Ten-teh was no longer able to express himself in words, but at this indication of the Emperor’s unceasing thought a great happiness shone on his face. “What remains?” must reasonably have been his reflection; “or who shall leave the shade of the fruitful palm-tree to search for raisins?” Therefore having reached so supreme an eminence that there was nothing human above, he relaxed the effort by which he had so long sustained himself, and suffering his spirit to pass unchecked, he at once fell back lifeless among the cushions of the throne.

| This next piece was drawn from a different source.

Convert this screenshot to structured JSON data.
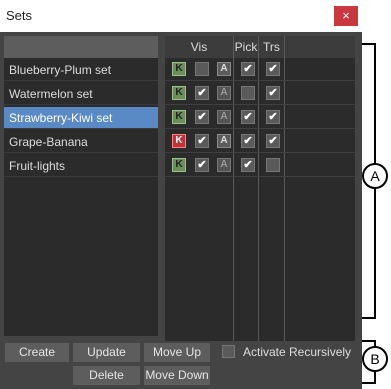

That all who should come after might learn by his example, the history of Ten-teh was inscribed upon eighteen tablets of jade, carved patiently and with graceful skill by the most expert stone-cutters of the age. A triumphal arch of seven heights was also erected outside the city and called by his name, but the efforts of story-tellers and poets will keep alive the memory of Ten-teh even when these imperishable monuments shall have long fallen from their destined use.
When Kai Lung had completed the story of the loyalty of Ten-teh and had pointed out the forgotten splendour of the crumbling arch, the coolness of the evening tempted them to resume their way. Moving without discomfort to themselves before nightfall they reached a small but seemly cottage conveniently placed upon the mountain-side. At the gate stood an aged person whose dignified appearance was greatly added to by his long white moustaches. These possessions he pointed out to Hwa-mei with inoffensive pride as he welcomed the two who stood before him.
“Venerated father,” explained Kai Lung dutifully, “this is she who has been destined from the beginning of time to raise up a hundred sons to keep your line extant.”
“In that case,” remarked the patriarch, “your troubles are only just beginning. As for me, since all that is now arranged, I can see about my own departure—‘Whatever height the tree, its leaves return to the earth at last.’”
“It is thus at evening-time—to-morrow the light will again shine forth,” whispered Kai Lung. “Alas, radiance, that you who have dwelt about a palace should be brought to so mean a hut!”
“If it is small, your presence will pervade it; in a palace there are many empty rooms,” replied Hwa-mei, with a reassuring glance. “I enter to prepare our evening rice.”